In other violence Tuesday, one U.S. soldier was killed and three were wounded when their Humvee was hit by a roadside bomb west of Baghdad, the military said. South of Baghdad, another U.S. soldier was killed by small-arms fire.
Meanwhile, after a one-day boycott by Shiite leaders, Iraqi politicians returned to talks on forming a government Tuesday. They debated what the security powers of the new government’s prime minister should be, but reached no conclusions, Kurdish legislator Mahmoud Othman said. Talks were expected to continue Wednesday.
The United Iraqi Alliance, the largest bloc in parliament, had shunned talks Monday to protest a U.S.-backed raid on what Iraqis say was a mosque. At least 16 people were killed in the assault, which freed an Iraqi hostage.
In Washington, President Bush said he was “pleased to hear ... that the Iraqis are now back at the table.”
Bush spoke a day after The Associated Press reported that U.S. Ambassador Zalmay Khalilzad asked one of Iraq’s most prominent Shiite politicians to seek the withdrawal of Prime Minister Ibrahim al-Jaafari’s contentious nomination for a second term.
Two aides to Abdul-Aziz al-Hakim told the AP that Khalilzad urged their boss during a meeting Saturday to personally deliver the message to al-Jaafari.

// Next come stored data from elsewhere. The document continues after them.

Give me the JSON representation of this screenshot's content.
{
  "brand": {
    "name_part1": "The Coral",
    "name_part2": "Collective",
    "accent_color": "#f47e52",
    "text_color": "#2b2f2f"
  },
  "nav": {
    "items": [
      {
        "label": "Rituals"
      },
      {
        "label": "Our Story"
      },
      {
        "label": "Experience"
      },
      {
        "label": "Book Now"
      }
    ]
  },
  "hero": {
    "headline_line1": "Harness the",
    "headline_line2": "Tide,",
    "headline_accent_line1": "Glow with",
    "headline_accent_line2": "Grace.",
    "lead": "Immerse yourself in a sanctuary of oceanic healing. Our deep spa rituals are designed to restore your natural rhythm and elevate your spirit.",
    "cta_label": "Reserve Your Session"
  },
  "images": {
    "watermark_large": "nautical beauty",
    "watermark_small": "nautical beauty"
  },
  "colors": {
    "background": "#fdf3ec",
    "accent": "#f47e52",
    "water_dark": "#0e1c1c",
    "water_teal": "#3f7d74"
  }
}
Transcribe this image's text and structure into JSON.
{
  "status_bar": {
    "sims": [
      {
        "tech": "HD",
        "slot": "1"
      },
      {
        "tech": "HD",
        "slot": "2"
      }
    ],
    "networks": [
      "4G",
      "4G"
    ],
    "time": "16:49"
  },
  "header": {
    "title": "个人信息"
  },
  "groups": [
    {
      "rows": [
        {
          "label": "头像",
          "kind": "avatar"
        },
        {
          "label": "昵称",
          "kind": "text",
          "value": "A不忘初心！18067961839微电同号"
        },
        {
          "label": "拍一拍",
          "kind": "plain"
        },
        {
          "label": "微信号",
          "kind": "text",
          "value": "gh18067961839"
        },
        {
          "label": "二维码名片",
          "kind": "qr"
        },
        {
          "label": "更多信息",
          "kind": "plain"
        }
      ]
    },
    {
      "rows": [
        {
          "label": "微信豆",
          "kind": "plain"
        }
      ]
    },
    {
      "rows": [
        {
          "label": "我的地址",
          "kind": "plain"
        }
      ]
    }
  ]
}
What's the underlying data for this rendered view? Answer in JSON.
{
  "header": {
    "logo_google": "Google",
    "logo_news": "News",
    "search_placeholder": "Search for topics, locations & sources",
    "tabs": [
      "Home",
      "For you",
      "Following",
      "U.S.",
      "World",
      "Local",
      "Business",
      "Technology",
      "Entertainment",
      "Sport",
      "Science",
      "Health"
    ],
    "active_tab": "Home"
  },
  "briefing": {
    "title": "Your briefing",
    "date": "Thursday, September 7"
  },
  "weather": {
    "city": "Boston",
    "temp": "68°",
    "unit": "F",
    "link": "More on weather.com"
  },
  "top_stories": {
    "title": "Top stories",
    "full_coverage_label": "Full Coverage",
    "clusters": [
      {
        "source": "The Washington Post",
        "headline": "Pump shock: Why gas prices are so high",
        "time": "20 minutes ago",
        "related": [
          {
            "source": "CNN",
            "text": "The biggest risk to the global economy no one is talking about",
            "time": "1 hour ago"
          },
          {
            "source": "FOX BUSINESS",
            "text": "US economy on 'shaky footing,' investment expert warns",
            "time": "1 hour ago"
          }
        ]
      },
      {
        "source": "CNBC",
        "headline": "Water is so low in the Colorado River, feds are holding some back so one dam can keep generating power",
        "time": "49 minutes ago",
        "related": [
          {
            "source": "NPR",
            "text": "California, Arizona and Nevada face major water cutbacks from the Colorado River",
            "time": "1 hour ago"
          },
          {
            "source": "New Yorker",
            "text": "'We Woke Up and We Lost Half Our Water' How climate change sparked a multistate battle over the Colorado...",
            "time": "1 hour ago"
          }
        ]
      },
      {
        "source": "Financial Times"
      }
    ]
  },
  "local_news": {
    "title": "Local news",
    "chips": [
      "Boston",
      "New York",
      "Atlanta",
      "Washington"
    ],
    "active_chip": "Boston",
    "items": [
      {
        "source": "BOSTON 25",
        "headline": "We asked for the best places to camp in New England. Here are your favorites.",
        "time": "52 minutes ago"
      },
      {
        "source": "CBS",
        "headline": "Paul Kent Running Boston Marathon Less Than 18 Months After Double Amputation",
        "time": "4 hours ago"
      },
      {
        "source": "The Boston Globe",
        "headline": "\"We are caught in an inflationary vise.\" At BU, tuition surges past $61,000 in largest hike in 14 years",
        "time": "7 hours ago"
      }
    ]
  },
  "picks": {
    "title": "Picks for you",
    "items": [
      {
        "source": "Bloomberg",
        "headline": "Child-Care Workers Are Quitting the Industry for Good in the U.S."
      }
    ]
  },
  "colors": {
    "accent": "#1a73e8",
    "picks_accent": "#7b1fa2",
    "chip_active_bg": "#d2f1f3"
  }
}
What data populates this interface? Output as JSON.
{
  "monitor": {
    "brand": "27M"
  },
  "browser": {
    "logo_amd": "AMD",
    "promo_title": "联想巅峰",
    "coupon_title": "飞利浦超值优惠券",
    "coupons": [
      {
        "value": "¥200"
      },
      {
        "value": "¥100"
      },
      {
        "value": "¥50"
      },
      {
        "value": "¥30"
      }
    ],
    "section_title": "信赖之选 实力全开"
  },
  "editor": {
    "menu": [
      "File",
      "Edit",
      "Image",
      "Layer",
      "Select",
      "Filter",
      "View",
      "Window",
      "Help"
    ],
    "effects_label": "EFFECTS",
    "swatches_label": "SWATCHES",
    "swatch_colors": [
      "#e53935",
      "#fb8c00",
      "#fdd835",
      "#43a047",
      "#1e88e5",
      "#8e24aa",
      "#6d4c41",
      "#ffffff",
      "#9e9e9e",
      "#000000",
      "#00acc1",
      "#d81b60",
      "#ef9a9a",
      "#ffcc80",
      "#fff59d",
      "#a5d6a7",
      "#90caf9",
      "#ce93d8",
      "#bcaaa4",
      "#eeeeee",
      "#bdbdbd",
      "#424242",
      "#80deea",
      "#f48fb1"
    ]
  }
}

Instead, lower-ranking members of al-Hakim’s political bloc passed the U.S. message to members of al-Jaafari’s party, who delivered it to him, the aides said.
The United States has been pushing Iraq to speed up the formation of a unity government, seen as the best option to subdue the violence gripping several Iraqi cities — and to allow for the start of a U.S. troop withdrawal this summer.
But the talks are fragile in a country with deep sectarian differences between Shiites and Sunnis and daily violent death tolls in the dozens. Hundreds of Iraqis have been killed since the Feb. 22 bombing of the shrine.
Police discovered 17 more corpses Tuesday, all men from Baghdad who were handcuffed and shot in the head. A majority had been dumped under a bridge. Hundreds of bodies have been found since the shrine bombing.
Dozens of other Iraqis were wounded and at least seven killed in drive-by shootings and car and roadside bombings Tuesday.
With Tuesday’s deaths of U.S. soldiers, at least 2,325 members of the U.S. military have died since the beginning of the Iraq war in March 2003, according to an Associated Press count. The figure includes seven military civilians.